The problem with questions like this are that 1. they invite the reader to project themselves into some specific scenario and answer based on that; and 2. those scenarios usually implicitly assume some kind of misbehaviour on the part of the trans woman.
For point 1.:
For instance, you suggested, "What if you are about to have a one night stand and you discover she has a penis"? Well, it wouldn't be transphobic to refuse to go ahead that evening, because maybe you aren't attracted to penises and that's a perfectly reasonable preference. The problem isn't that she's trans (plenty of trans women don't have penises), the problem is that you find a penis to be a deal-breaking characteristic.
You then suggested "What if it's your wedding day?" For most people, sexual compatibility has already been established - no surprise penises here - but there are a two reasons this might be a deal-breaker for you. (a) Maybe you feel upset that your fiancée didn't trust you with this part of her life story, and that makes you doubt the relationship. This would be a sad story, but not transphobic. (b) Maybe you are so disgusted at transness, intrinsically, that you can't go on with the relationship. This obviously is transphobic.

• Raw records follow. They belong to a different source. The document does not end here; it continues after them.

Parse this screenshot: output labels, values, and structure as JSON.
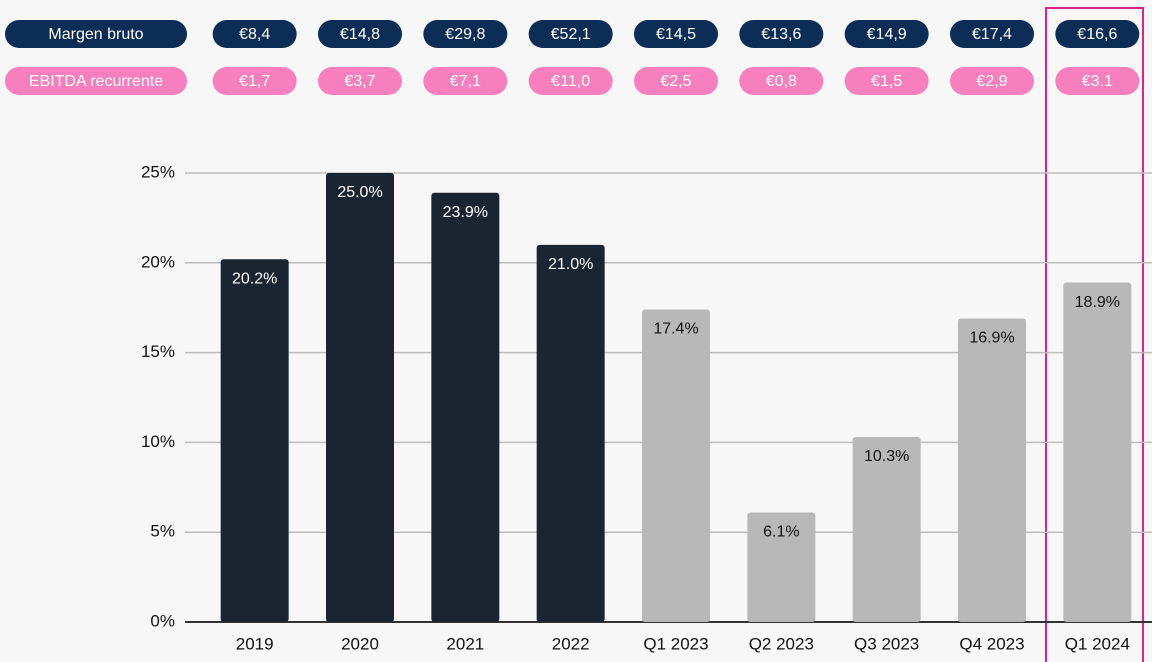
{
  "chart_data": {
    "type": "bar",
    "categories": [
      "2019",
      "2020",
      "2021",
      "2022",
      "Q1 2023",
      "Q2 2023",
      "Q3 2023",
      "Q4 2023",
      "Q1 2024"
    ],
    "values": [
      20.2,
      25.0,
      23.9,
      21.0,
      17.4,
      6.1,
      10.3,
      16.9,
      18.9
    ],
    "value_labels": [
      "20.2%",
      "25.0%",
      "23.9%",
      "21.0%",
      "17.4%",
      "6.1%",
      "10.3%",
      "16.9%",
      "18.9%"
    ],
    "colors": [
      "#1b2431",
      "#1b2431",
      "#1b2431",
      "#1b2431",
      "#b8b8b8",
      "#b8b8b8",
      "#b8b8b8",
      "#b8b8b8",
      "#b8b8b8"
    ],
    "ylim": [
      0,
      25
    ],
    "yticks": [
      {
        "value": 0,
        "label": "0%"
      },
      {
        "value": 5,
        "label": "5%"
      },
      {
        "value": 10,
        "label": "10%"
      },
      {
        "value": 15,
        "label": "15%"
      },
      {
        "value": 20,
        "label": "20%"
      },
      {
        "value": 25,
        "label": "25%"
      }
    ],
    "grid": true,
    "header_rows": [
      {
        "name": "Margen bruto",
        "color": "#0c2d55",
        "labels": [
          "€8,4",
          "€14,8",
          "€29,8",
          "€52,1",
          "€14,5",
          "€13,6",
          "€14,9",
          "€17,4",
          "€16,6"
        ]
      },
      {
        "name": "EBITDA recurrente",
        "color": "#f77fbe",
        "labels": [
          "€1,7",
          "€3,7",
          "€7,1",
          "€11,0",
          "€2,5",
          "€0,8",
          "€1,5",
          "€2,9",
          "€3.1"
        ]
      }
    ]
  }
}
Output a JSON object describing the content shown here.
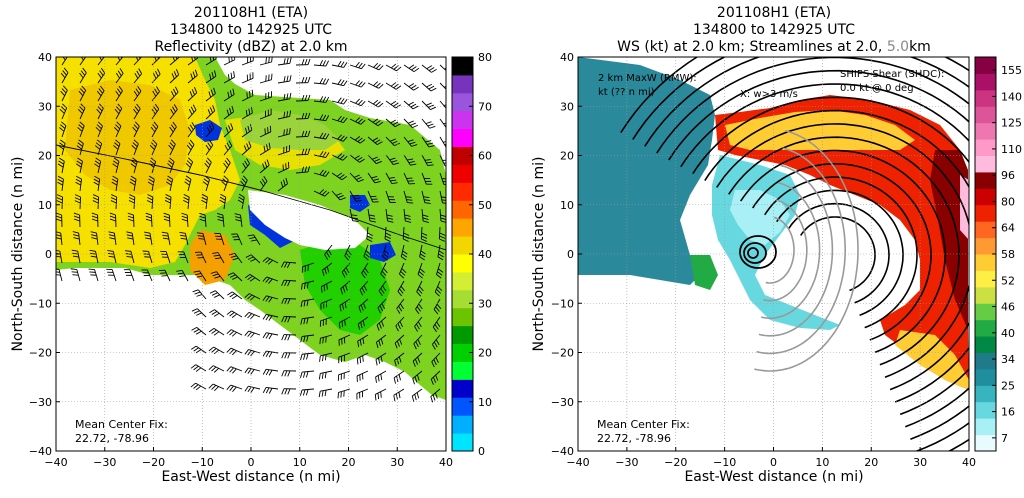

So the answer boils down to "if you break up with a trans woman because you're transphobic, you're transphobic, but if it's not because you're transphobic, you aren't transphobic," which is a tautology and makes the discussion stupid and meaningless.
For point 2.:
Discussions like this tie into a stream of rhetoric which is actually dangerous and has real life consequences for trans women. It propagates the idea that you would just "find out" that you've been "trapped" into having sex under false pretences; that trans women are essentially out to rape you. In fact the opposite is true, the advice in the trans community is always to disclose as early as possible. You want transphobes to know you are trans straight away so they can just type an angry rant and block you, because if you meet up with them then tell them you might get beaten up or killed.
In extremis, the
"trans panic" defence - based on the idea that trans women are trying to "trap" or "trick" men into having sex with them - has been used to literally justify the murder of trans women.
This isn't a conversation worth having, it's dumb schoolyard gooseberry fool based on regressive talking points.